Collateral Damages of Love
Scottish police officer-turned-novelist Karen Campbell’s Rise opens with the protagonist, Justine, on the run from her psychopathic pimp/lover, Charlie Boy, with a big chunk of his money stuffed down her pants. It is a cracking opener, packed with tension and evocative detail. Shortly after, Justine blunders into Kilmacarra and straight into the heart of domestic turmoil and political unrest.
Campbell is a talented writer with a gift for creating characters that are honest, flawed and likeable. Justine witnesses a hit and run, and she is sucked into the troubled marriage of the Andersons, whose elder son is the victim. She gets roped in to babysit their younger son, Ross, having passed herself off as a certified nanny. Thanks to the peculiar circumstances in which she finds herself, Justine is in a place where she can either be the guardian angel who delivers them from evil or a Satanic figure who is the harbinger of doom.
The drama plays out very well set as it is in the 2014 campaign for Scottish Independence and is chock full of narrative tension and emotional high notes.

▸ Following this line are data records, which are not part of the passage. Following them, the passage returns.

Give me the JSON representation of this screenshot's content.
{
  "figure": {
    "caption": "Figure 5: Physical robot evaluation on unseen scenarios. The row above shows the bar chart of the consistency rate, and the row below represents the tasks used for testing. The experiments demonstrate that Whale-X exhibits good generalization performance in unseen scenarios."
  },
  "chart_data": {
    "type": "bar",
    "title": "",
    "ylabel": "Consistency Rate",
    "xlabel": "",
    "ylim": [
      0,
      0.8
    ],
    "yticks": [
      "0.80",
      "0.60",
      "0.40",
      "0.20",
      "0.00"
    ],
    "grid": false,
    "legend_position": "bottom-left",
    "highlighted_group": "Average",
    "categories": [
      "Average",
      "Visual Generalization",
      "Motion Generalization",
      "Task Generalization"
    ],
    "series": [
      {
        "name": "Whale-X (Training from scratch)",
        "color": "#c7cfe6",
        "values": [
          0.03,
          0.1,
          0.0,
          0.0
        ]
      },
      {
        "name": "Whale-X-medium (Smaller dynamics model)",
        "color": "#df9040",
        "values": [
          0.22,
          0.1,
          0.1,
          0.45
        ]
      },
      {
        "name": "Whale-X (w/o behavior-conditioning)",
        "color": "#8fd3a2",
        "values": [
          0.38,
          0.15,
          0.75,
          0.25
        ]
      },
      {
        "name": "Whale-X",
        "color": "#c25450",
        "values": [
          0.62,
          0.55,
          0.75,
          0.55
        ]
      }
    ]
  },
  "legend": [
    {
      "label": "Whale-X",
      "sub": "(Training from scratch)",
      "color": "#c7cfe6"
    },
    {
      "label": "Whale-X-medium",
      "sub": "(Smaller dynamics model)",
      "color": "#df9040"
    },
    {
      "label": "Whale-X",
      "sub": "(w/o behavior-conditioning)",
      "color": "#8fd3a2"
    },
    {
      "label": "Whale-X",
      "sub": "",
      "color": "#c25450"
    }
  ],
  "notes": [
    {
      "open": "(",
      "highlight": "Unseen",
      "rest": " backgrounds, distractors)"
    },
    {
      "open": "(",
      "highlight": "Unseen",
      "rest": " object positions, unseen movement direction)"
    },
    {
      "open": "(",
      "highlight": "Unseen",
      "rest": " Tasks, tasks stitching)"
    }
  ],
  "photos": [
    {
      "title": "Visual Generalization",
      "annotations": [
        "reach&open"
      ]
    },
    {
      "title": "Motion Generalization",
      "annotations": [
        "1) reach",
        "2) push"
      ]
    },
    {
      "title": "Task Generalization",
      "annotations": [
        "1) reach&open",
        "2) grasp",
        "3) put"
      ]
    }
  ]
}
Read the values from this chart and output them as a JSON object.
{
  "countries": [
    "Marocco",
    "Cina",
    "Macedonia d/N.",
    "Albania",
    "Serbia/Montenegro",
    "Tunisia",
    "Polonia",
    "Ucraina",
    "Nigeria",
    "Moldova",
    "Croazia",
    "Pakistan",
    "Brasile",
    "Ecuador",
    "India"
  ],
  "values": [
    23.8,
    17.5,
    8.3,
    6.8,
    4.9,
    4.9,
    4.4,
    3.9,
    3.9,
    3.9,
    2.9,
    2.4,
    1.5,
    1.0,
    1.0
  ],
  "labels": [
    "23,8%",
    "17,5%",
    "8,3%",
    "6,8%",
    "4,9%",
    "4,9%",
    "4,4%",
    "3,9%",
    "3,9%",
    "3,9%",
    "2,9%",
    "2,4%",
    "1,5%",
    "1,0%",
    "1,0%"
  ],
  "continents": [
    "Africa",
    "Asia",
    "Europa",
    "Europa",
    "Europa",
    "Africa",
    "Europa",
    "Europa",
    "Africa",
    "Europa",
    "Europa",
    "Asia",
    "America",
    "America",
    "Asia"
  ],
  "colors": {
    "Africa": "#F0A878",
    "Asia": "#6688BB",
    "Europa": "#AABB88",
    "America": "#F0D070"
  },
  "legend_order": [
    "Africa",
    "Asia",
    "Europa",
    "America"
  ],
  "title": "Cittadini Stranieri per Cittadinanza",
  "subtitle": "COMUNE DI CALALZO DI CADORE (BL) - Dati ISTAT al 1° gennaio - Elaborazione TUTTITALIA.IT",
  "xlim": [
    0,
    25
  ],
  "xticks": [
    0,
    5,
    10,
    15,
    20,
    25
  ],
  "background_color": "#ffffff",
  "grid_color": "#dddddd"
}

Till the bitter end, Hannah Anderson is convinced that Justine is nothing but trouble, come to tear her family apart. She and her husband, Michael, have a typically troubled marriage. He is a former clergyman who currently serves as the local councillor. She is the writer who cuckolded him. They have two young sons and the duo is trying desperately to put together the pieces of their marriage, not suspecting that the upheaval in their lives has only just begun.
Michael is being pestered by a ghost and Campbell lifts this conceit out of the morass of all things ludicrous with consummate skill and pathos. For instance, when he finds out about his wife’s infidelity, he winds up swallowing his outrage: “Her grief melting him. Making him take his own and fold it smaller and smaller until he could tell himself that it was unimportant. Selfish even.”
A particularly poignant theme in Rise involves the tendency of overprotective parents and caregivers to encumber their charges with the baggage from their lives, thereby inadvertently putting them in harm’s way. Little Ross is a child who has the love of his parents and Justine as well, yet he is the one who is pummelled when the parents are fighting tooth and nail, and it is his life which is endangered when retribution catches up with Justine. His plight is moving, heart-stopping and entirely hopeful.
Charlie Boy is a terrifying antagonist and seems to have been modelled along the lines of a rabid dog—all infected fury and savage brutality: “If he finds her… if he starts kicking, he won’t be able to stop.” His presence in the course of the narrative is fleeting and yet, packs a wallop in terms of sheer, unadulterated menace.
However, despite the fact that Rise has so much that works in its favour it fails to really soar, especially after the glorious opening and engaging middle portions. Inexplicably running out of steam, it sputters weakly over the finish line. The plotlines are resolved with varying degrees of success, but it is all rather disappointingly pat. This, despite the fact that Campbell rises above literary cliché and refuses to settle for easy solutions.
Rise can be counted on to get a rise, all the way to the fag end, when it falters and leaves the reader, inexplicably deflated and unsatisfied.